# Protoplanetary disk rings and gaps across ages and luminosities

**Authors:** Nienke van der Marel (1), Ruobing Dong (2), James di Francesco (1),, Jonathan Williams (3), John Tobin (4) ((1) NRC Herzberg Astronomy and, Astrophysics, (2) University of Victoria, (3) University of Hawaii, (4) NRAO, Charlottesville)

arXiv: 1901.03680 · 2019-02-27

## TL;DR

This study analyzes 16 protoplanetary disks with multiple rings across various star types and ages, finding that ring locations do not align with snow lines or planetary resonances, and that outer disk radii decrease with age.

## Contribution

It provides a systematic comparison of disk ring morphologies and challenges the snow line hypothesis as the primary origin of rings.

## Key findings

- Ring locations do not match snow line positions.
- No systematic trend linking rings to planetary resonances.
- Outer disk radius decreases with stellar age.

## Abstract

Since the discovery of the multi-ring structure of the HL Tau disk, ALMA data suggest that the dust continuum emission of many, if not all, protoplanetary disks consists of rings and gaps, no matter their spectral type or age.
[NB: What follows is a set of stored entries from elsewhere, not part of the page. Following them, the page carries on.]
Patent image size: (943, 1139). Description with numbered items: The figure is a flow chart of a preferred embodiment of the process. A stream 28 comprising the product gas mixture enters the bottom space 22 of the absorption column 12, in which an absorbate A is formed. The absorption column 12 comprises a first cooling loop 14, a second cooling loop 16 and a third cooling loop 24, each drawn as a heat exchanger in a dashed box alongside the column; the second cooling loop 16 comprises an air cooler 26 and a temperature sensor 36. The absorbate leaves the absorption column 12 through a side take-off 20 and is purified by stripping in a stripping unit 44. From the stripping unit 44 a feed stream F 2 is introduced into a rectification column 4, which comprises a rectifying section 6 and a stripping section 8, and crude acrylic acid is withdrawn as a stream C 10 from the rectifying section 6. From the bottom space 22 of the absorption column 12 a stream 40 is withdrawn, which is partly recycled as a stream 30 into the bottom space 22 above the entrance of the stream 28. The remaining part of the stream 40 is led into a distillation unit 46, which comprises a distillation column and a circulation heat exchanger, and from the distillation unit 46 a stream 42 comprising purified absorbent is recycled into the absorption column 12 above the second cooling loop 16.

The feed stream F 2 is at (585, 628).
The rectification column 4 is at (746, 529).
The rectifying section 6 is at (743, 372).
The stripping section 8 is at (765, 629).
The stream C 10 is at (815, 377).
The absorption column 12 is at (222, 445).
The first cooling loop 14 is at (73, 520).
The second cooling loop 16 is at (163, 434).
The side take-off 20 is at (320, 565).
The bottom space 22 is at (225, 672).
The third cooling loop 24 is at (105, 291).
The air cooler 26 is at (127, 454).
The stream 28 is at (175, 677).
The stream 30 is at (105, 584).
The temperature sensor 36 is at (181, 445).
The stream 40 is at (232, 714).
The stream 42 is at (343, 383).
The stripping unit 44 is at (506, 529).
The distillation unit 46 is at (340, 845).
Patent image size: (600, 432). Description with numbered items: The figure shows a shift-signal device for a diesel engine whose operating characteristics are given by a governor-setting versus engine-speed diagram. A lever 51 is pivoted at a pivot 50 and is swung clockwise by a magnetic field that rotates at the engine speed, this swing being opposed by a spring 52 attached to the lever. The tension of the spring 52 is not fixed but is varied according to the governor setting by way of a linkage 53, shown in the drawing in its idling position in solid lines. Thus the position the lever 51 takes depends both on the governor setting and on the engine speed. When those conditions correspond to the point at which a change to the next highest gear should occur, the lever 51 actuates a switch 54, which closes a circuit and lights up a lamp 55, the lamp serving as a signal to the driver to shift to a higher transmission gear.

The origin of these gaps so far remains unclear. We present a sample study of 16 disks with multiple ring-like structures in the continuum, using published ALMA archival data, to compare their morphologies and gap locations in a systematic way. The 16 targets range from early to late type stars, from <0.5 Myr to >10 Myr, from ~0.2 to 40 L_Sun and include both full and transitional disks with cleared inner dust cavities. Stellar ages are revised using new Gaia distances. Gap locations are derived using a simple radial fit to the intensity profiles. Using a radiative transfer model, the temperature profiles are computed. The gap radii generally do not correspond to the orbital radii of snow lines of the most common molecules. A snow line model can likely be discarded as a common origin of multi-ring systems. In addition, there are no systematic trends in the gap locations that could be related to resonances of planets. Finally, the outer radius of the disks decreases for the oldest disks in the sample, indicating that if multi-ring disks evolve in a similar way, outer dust rings either dissipate with the gas or grow into planetesimal belts.